You have to configure it correctly:

http://www.scim-im.org/wiki/documentation/install_configure/all/configuration_of_system

----------

## arapov

I installed skim, recompiled programs with USE=cjk. How to switch layout? I start kate/kwrite, what I should do to write chinese ?

----------

## liuspider

what layout? You mean to use US keyboard layout?

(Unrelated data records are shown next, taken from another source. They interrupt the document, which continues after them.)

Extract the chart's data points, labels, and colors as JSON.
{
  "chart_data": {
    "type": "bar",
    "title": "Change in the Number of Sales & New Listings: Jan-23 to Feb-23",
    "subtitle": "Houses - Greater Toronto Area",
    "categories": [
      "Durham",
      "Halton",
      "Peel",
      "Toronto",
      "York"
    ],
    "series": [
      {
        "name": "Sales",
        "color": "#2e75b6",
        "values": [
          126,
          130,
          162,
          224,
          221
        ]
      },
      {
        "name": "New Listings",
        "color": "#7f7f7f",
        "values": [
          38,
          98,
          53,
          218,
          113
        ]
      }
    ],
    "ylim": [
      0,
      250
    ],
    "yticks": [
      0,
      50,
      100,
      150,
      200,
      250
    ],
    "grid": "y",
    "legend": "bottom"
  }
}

If you configured it correctly, you can activate it by "ctrl+space"

----------

## arapov

I have trigger [ctrl-space] in Global Settings->Xwindow ... but ctrl-space not working. 

What it can be?

----------

## EricHsu

hi, arapov,

Please check this thread, may it be helpful for you  :Smile: 

----------

## anonymousness

i hava done #LINGUAS="zh_CN" emerge kde-i18n，but chinese support did not come ture yet,under kde-3.5,the simple chinese appeared in languages list ,but chinese still display pane，HELP!!!!!!!

----------

## Halahad

 *anonymousness wrote:*   

> i hava done #LINGUAS="zh_CN" emerge kde-i18n，but chinese support did not come ture yet,under kde-3.5,the simple chinese appeared in languages list ,but chinese still display pane，HELP!!!!!!!

 

I don't know to much about kde, You must set Chinese locale to get a working env.

----------

## SeaTiger

First of all, does your girlfriend want traditional Chinese or simplified Chinese, they are different.

Second, are you using 64-bit? That will need more steps.

----------